Faccia giovane dell’altra
Nashville, foto che lo ritraggono con una maglietta con la scritta “cosmic
cowboy”, Daniel Donato ha venticinque anni e un buon futuro davanti,
se saprà tenere a freno la sua esuberanza di chitarrista. Gioca a carte
scoperte il ragazzo, con una foga da veterano e le idee già abbastanza
chiare su quale direzione dovrà prendere la sua musica. A Young’s
Man Country piazza sulla divertente copertina cactus e funghi,
rose, cavalieri e scheletri di cavallo sotto un sole cocente e psichedelico:
gli amori sono dichiarati, anche se resi attraverso simboli da decifrare.
La folgorazione è giunta dopo che uno dei suoi insegnanti di chitarra
gli ha regalato un cofanetto dei Grateful Dead, scoprendo così il collegamento
mancante fra la country music di famiglia e le lunghe jam a colpi di rock
lisergico. Da qui l’ossessione vera e propria di formulare un album che
fosse un omaggio alla stagione della cosiddetta comisca americana, quando
la psichedelia attraversava i canyon californiani e si incontrava con
la tradizione.
A Young’s Man Country, prodotto da una vecchia volpe dello strumento
come Robben Ford, a fare da chioccia al giovane Donato, è un’ode
a quel sound, rivisitato attraverso l’eccitazione di un artista ancora
sbarazzino, uno che ha dodici anni passava le notti dormendo abbracciato
alla chitarra e a diciotto si trovava già nei bar di Nashville a fare
il turnista (con la Don Kelley Band). Voce un po’ infantile e “leggera”,
ma sei corde fantasiosa, Daniel Donato ha nel suo eccessivo entusiasmo
l’arma per conquistare e al tempo stesso l’ostacolo maggiore per perdersi
a volte in un’abbondanza non necessaria di note. Il tempo è dalla sua
parte e A Young’s Man Country si avvia con convinzione grazie alla
Telecaster del protagonista che gigioneggia sul country rock funkeggiante
di Justice, prima di favorire l’inclinazione
alla jam del gruppo nella leggera melodia di Always Been a Lover.

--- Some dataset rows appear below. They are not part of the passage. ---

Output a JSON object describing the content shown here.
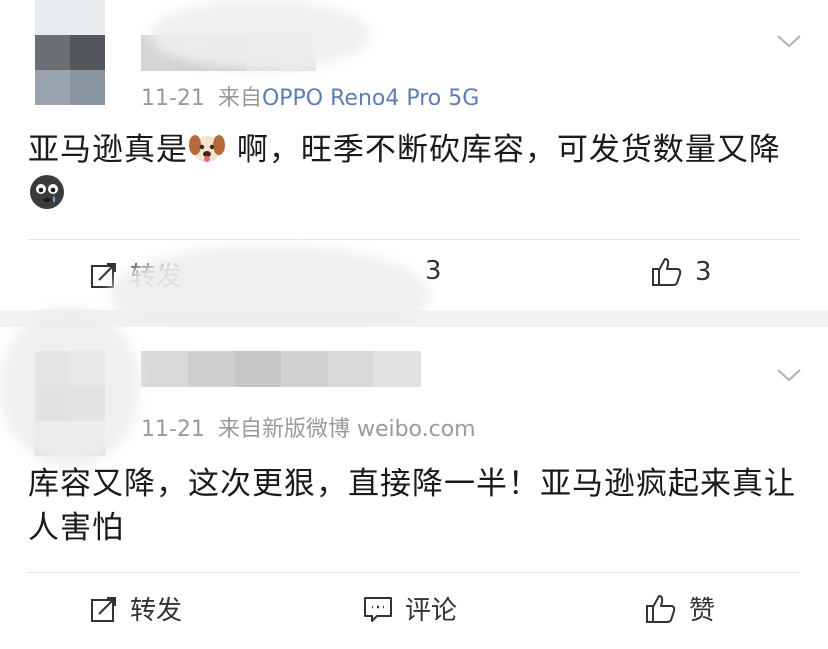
{
  "posts": [
    {
      "date": "11-21",
      "source_prefix": "来自",
      "source": "OPPO Reno4 Pro 5G",
      "text_before_emoji": "亚马逊真是",
      "text_after_emoji": " 啊，旺季不断砍库容，可发货数量又降",
      "emoji1": "dog-face",
      "emoji2": "crying-face",
      "actions": {
        "repost": "转发",
        "comment": "3",
        "like": "3"
      }
    },
    {
      "date": "11-21",
      "source_prefix": "来自",
      "source": "新版微博 weibo.com",
      "text": "库容又降，这次更狠，直接降一半！亚马逊疯起来真让人害怕",
      "actions": {
        "repost": "转发",
        "comment": "评论",
        "like": "赞"
      }
    }
  ],
  "icons": {
    "repost": "repost-icon",
    "comment": "comment-icon",
    "like": "thumbs-up-icon",
    "expand": "chevron-down-icon"
  },
  "colors": {
    "source_link": "#5b7fb2",
    "meta_gray": "#9a9a9a",
    "text": "#1a1a1a",
    "page_bg": "#f2f2f2"
  }
}
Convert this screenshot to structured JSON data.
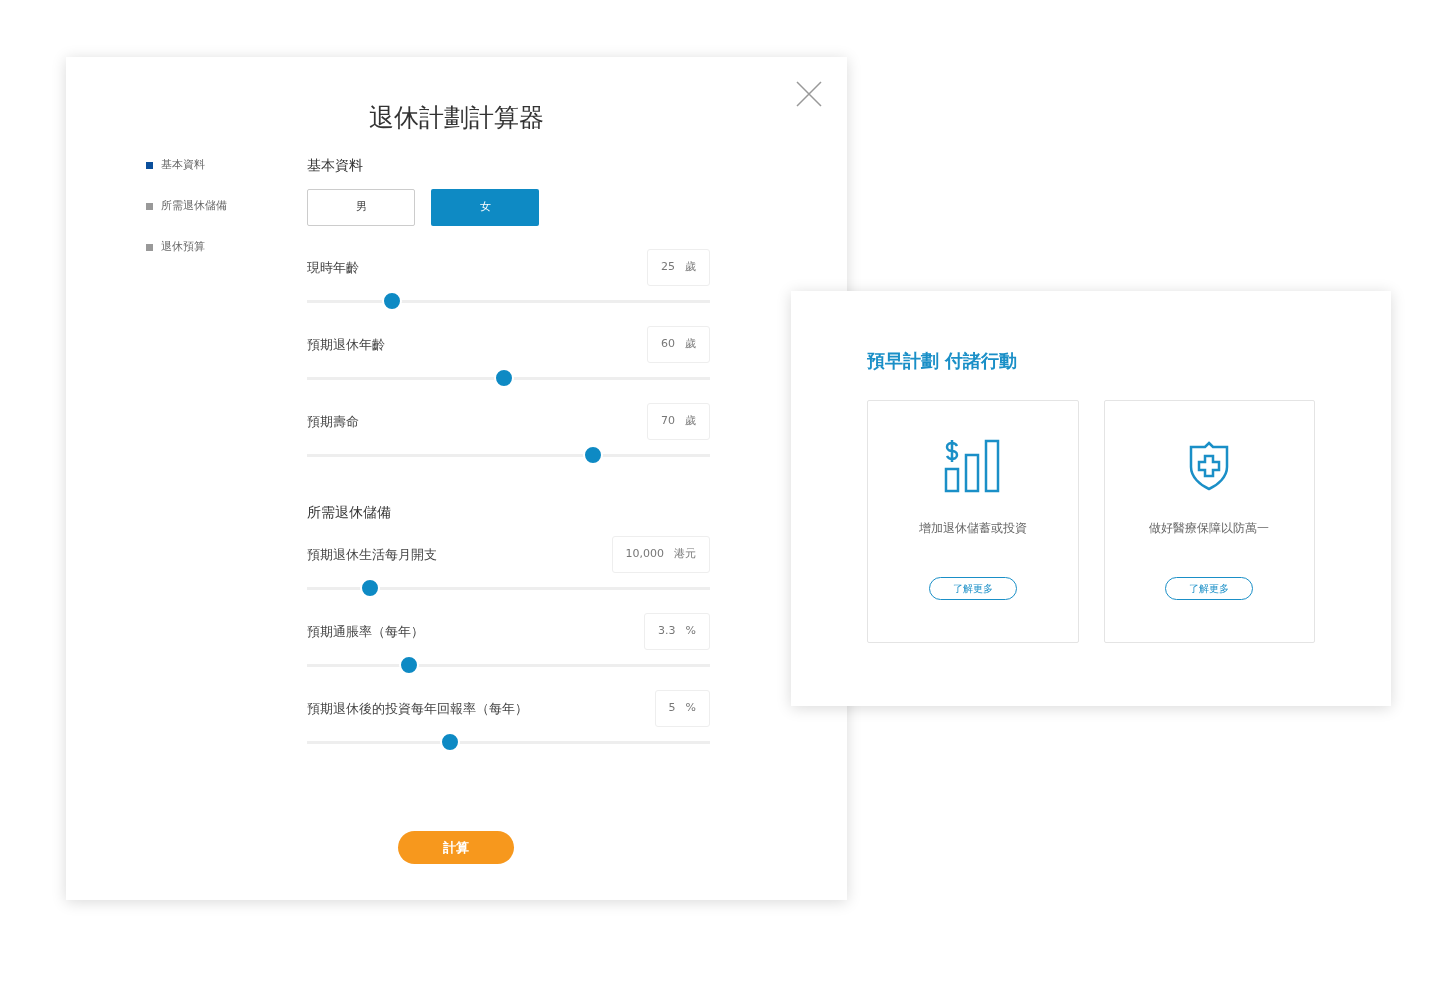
{
  "calculator": {
    "title": "退休計劃計算器",
    "sidebar": [
      {
        "label": "基本資料",
        "selected": true
      },
      {
        "label": "所需退休儲備",
        "selected": false
      },
      {
        "label": "退休預算",
        "selected": false
      }
    ],
    "sections": [
      {
        "heading": "基本資料",
        "gender": [
          {
            "label": "男",
            "selected": false
          },
          {
            "label": "女",
            "selected": true
          }
        ],
        "sliders": [
          {
            "label": "現時年齡",
            "value": "25",
            "unit": "歲",
            "level": 0.21
          },
          {
            "label": "預期退休年齡",
            "value": "60",
            "unit": "歲",
            "level": 0.49
          },
          {
            "label": "預期壽命",
            "value": "70",
            "unit": "歲",
            "level": 0.71
          }
        ]
      },
      {
        "heading": "所需退休儲備",
        "sliders": [
          {
            "label": "預期退休生活每月開支",
            "value": "10,000",
            "unit": "港元",
            "level": 0.156
          },
          {
            "label": "預期通脹率（每年）",
            "value": "3.3",
            "unit": "%",
            "level": 0.253
          },
          {
            "label": "預期退休後的投資每年回報率（每年）",
            "value": "5",
            "unit": "%",
            "level": 0.355
          }
        ]
      }
    ],
    "calculate_button": "計算"
  },
  "advice": {
    "heading": "預早計劃 付諸行動",
    "cards": [
      {
        "kind": "savings",
        "text": "增加退休儲蓄或投資",
        "button": "了解更多"
      },
      {
        "kind": "medical",
        "text": "做好醫療保障以防萬一",
        "button": "了解更多"
      }
    ]
  }
}
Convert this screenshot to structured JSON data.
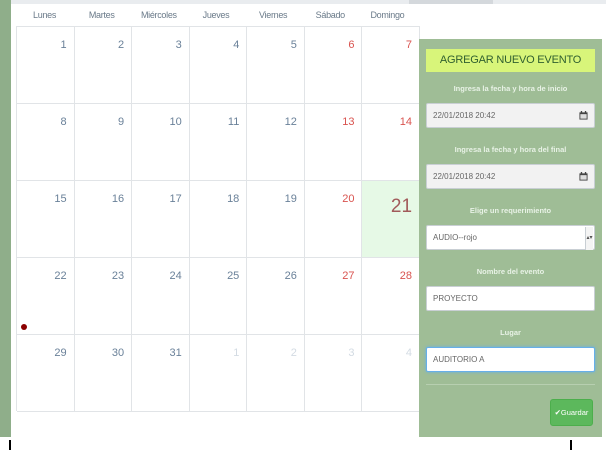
{
  "calendar": {
    "weekdays": [
      "Lunes",
      "Martes",
      "Miércoles",
      "Jueves",
      "Viernes",
      "Sábado",
      "Domingo"
    ],
    "weeks": [
      [
        "1",
        "2",
        "3",
        "4",
        "5",
        "6",
        "7"
      ],
      [
        "8",
        "9",
        "10",
        "11",
        "12",
        "13",
        "14"
      ],
      [
        "15",
        "16",
        "17",
        "18",
        "19",
        "20",
        "21"
      ],
      [
        "22",
        "23",
        "24",
        "25",
        "26",
        "27",
        "28"
      ],
      [
        "29",
        "30",
        "31",
        "1",
        "2",
        "3",
        "4"
      ]
    ],
    "today": "21",
    "event_color": "#8b0000"
  },
  "form": {
    "title": "AGREGAR NUEVO EVENTO",
    "start_label": "Ingresa la fecha y hora de inicio",
    "start_value": "22/01/2018 20:42",
    "end_label": "Ingresa la fecha y hora del final",
    "end_value": "22/01/2018 20:42",
    "requirement_label": "Elige un requerimiento",
    "requirement_value": "AUDIO--rojo",
    "event_name_label": "Nombre del evento",
    "event_name_value": "PROYECTO",
    "place_label": "Lugar",
    "place_value": "AUDITORIO A",
    "save_label": "✔Guardar",
    "icons": {
      "start": "calendar-icon",
      "end": "calendar-icon",
      "select": "chevron-updown-icon"
    }
  },
  "colors": {
    "panel": "#9fbd96",
    "title_bg": "#d8f57a",
    "today_bg": "#e6f9e6",
    "save": "#5cb85c"
  }
}
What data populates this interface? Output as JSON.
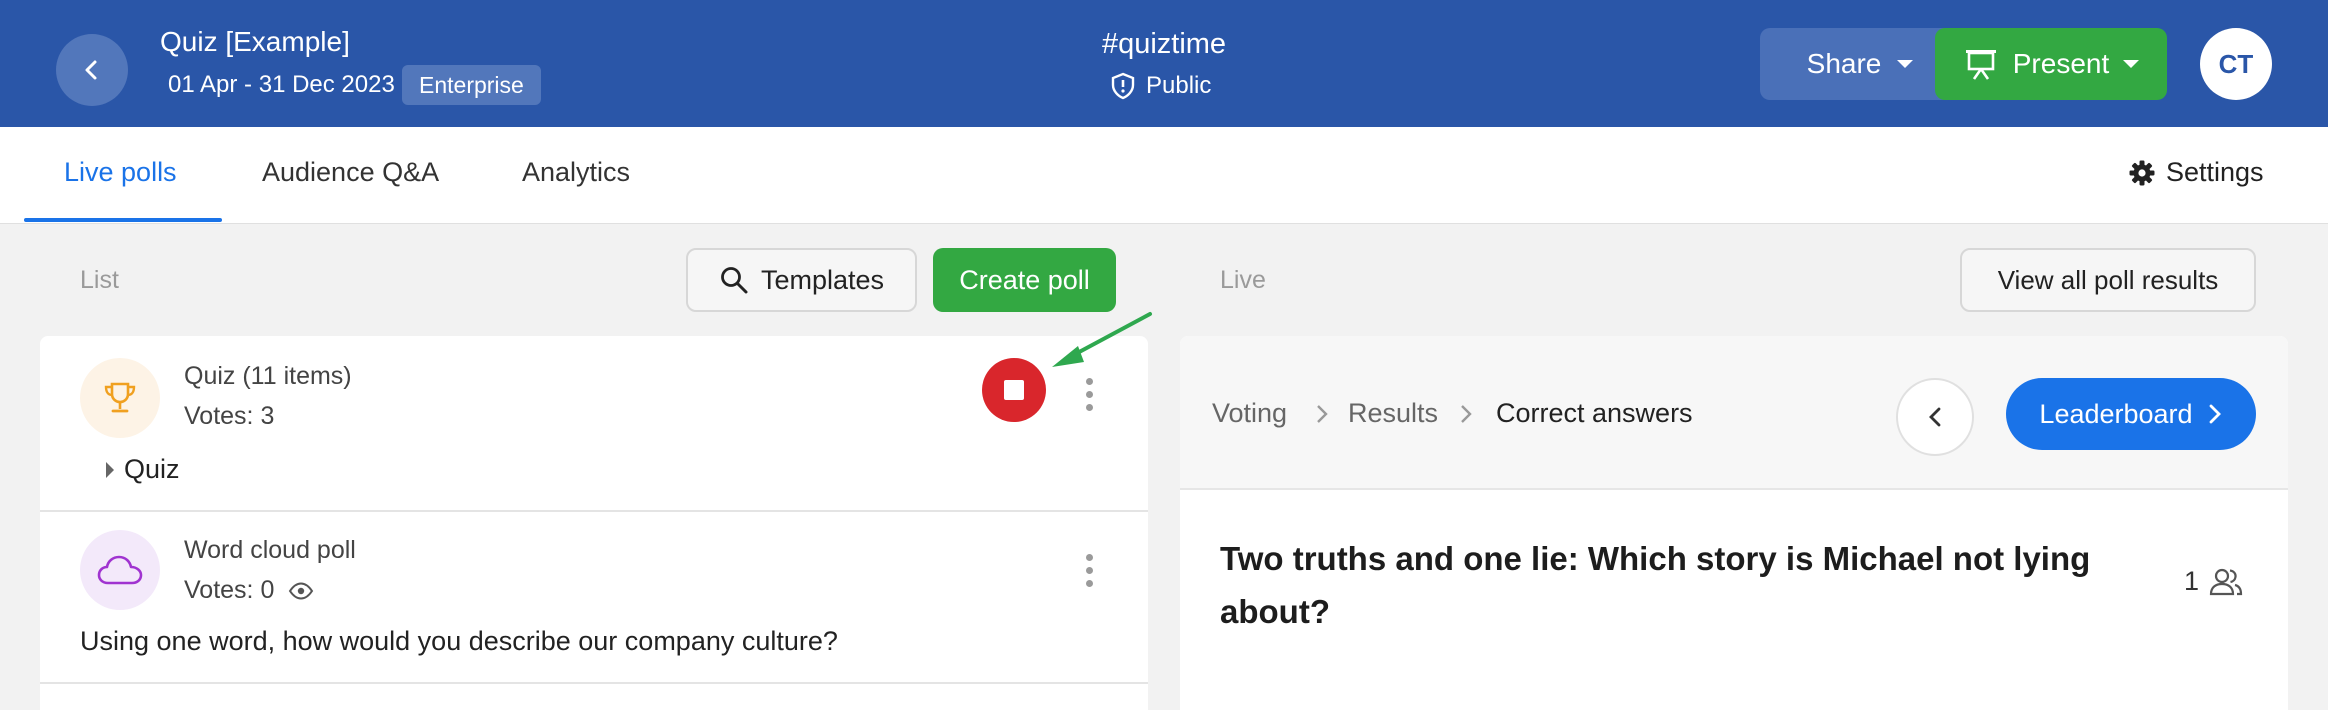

Meet Me in Dallas apre la cavalcata “deadiana” dell’album: il brano
si dilata come insegnerebbe mastro Jerry Garcia, annunciando la successiva
cover di Fire on the Mountain (brano
dei Grateful Dead da Shakedown Street), nove minuti di svago country
funk che torna sulla terra con il passo honky tonk della successiva Luck
of the Draw.
Nel cuore di Daniel Donato batte anche un po’ di mitologia da fuorilegge
e A Young’s Man Country diventa un piccolo riassunto di un decennio,
i Settanta, che spostò la barra del country verso il southern rock e l’elettricità:
oltre alla costante ombra dei Dead (che si impossessano della rilettura
di Angel of Montgomery, classico riconosciuto
di John Prine), emergono dunque Merle Haggard e Waylon Jennings (Broke
Down), l’Allman Brother Band a trazione Dickey Betts e la Charlie
Daniels Band (lo sfoggio di Diamond in the Rough),
fino alla conclusione di Ain’t Living Long Like This, sobbalzante
rock’n’country scritto da Rodney Crowell che fu anche nel repertorio di
Emmylou Harris e del citato Jennings.
Al netto delle ingenuità e di una scrittura che spesso pensa più all’improvvisazione
dal vivo che non alla tenuta della canzone, Daniel Donato possiede una
visione musicale che lo potrebbe condurre lontano.